I have a column of ingredients in a pandas dataframe. I need to remove everything except the name of the ingredient (ex: 1/3 cup cashews > cashews).
Input
recipe_name ingredient
0 Truvani Chocolate Turmeric Caramel Cups ⅓ cup cashews
1 Truvani Chocolate Turmeric Caramel Cups 4 dates
2 Truvani Chocolate Turmeric Caramel Cups 1 tablespoon almond butter
3 Truvani Chocolate Turmeric Caramel Cups 3 tablespoons coconut milk
4 Truvani Chocolate Turmeric Caramel Cups ½ teaspoon vanilla extract
Expected Output
recipe_name ingredient
0 Truvani Chocolate Turmeric Caramel Cups cashews
1 Truvani Chocolate Turmeric Caramel Cups dates
2 Truvani Chocolate Turmeric Caramel Cups almond butter
3 Truvani Chocolate Turmeric Caramel Cups coconut milk
4 Truvani Chocolate Turmeric Caramel Cups vanilla extract
I've tried using a dictionary, with common words mapped to empty strings like so:
remove_list ={'\d+': '', 'ounces': '', 'ounce': '', 'tablespoons': '', 'tablespoon': '', 'teaspoons': '', 'teaspoon': '', 'cup': '', 'cups': ''}
column = df['ingredient']
column.apply(lambda column: [remove_list[y] if y in remove_list else y for y in column])

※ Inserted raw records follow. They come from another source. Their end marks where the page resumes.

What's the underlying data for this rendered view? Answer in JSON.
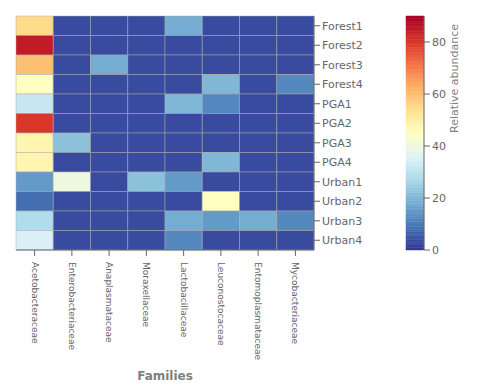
{
  "chart_data": {
    "type": "heatmap",
    "xlabel": "Families",
    "categories": [
      "Acetobacteraceae",
      "Enterobacteriaceae",
      "Anaplasmataceae",
      "Moraxellaceae",
      "Lactobacillaceae",
      "Leuconostocaceae",
      "Entomoplasmataceae",
      "Mycobacteriaceae"
    ],
    "rows": [
      "Forest1",
      "Forest2",
      "Forest3",
      "Forest4",
      "PGA1",
      "PGA2",
      "PGA3",
      "PGA4",
      "Urban1",
      "Urban2",
      "Urban3",
      "Urban4"
    ],
    "values": [
      [
        55,
        3,
        3,
        3,
        18,
        3,
        3,
        3
      ],
      [
        85,
        3,
        3,
        3,
        3,
        3,
        3,
        3
      ],
      [
        60,
        3,
        18,
        3,
        3,
        3,
        3,
        3
      ],
      [
        45,
        3,
        3,
        3,
        3,
        20,
        3,
        12
      ],
      [
        32,
        3,
        3,
        3,
        20,
        12,
        3,
        3
      ],
      [
        80,
        3,
        3,
        3,
        3,
        3,
        3,
        3
      ],
      [
        48,
        22,
        3,
        3,
        3,
        3,
        3,
        3
      ],
      [
        48,
        3,
        3,
        3,
        3,
        20,
        3,
        3
      ],
      [
        15,
        40,
        3,
        22,
        15,
        3,
        3,
        3
      ],
      [
        8,
        3,
        3,
        3,
        3,
        45,
        3,
        3
      ],
      [
        28,
        3,
        3,
        3,
        18,
        15,
        18,
        12
      ],
      [
        35,
        3,
        3,
        3,
        12,
        3,
        3,
        3
      ]
    ],
    "grid": true,
    "colorbar": {
      "label": "Relative abundance",
      "range": [
        0,
        90
      ],
      "ticks": [
        0,
        20,
        40,
        60,
        80
      ],
      "colors": [
        "#313695",
        "#4575b4",
        "#74add1",
        "#abd9e9",
        "#e0f3f8",
        "#ffffbf",
        "#fee090",
        "#fdae61",
        "#f46d43",
        "#d73027",
        "#a50026"
      ]
    }
  }
}
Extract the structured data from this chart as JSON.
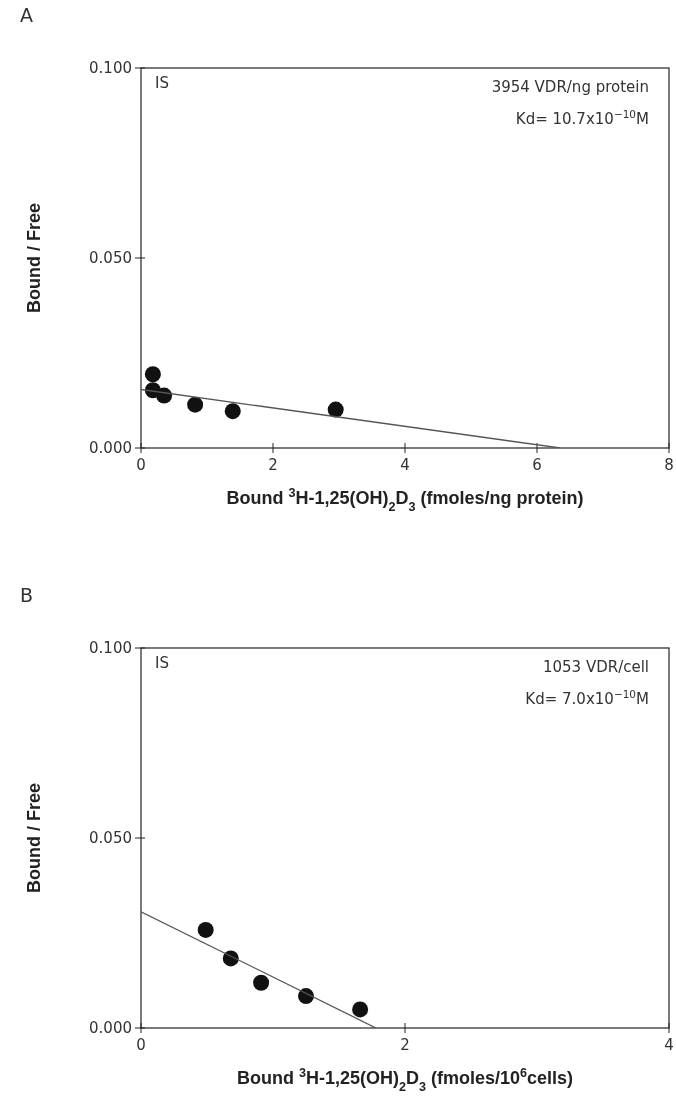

This didn't change the data at all.
I've also tried using regex:
df['ingredients'] = re.sub(r'|'.join(map(re.escape, remove_list)), '', df['ingredients'])
But that just gives an error saying "TypeError: expected string or buffer."
I'm very new to Python so I think it's possible with regex, I'm just not sure how to do it.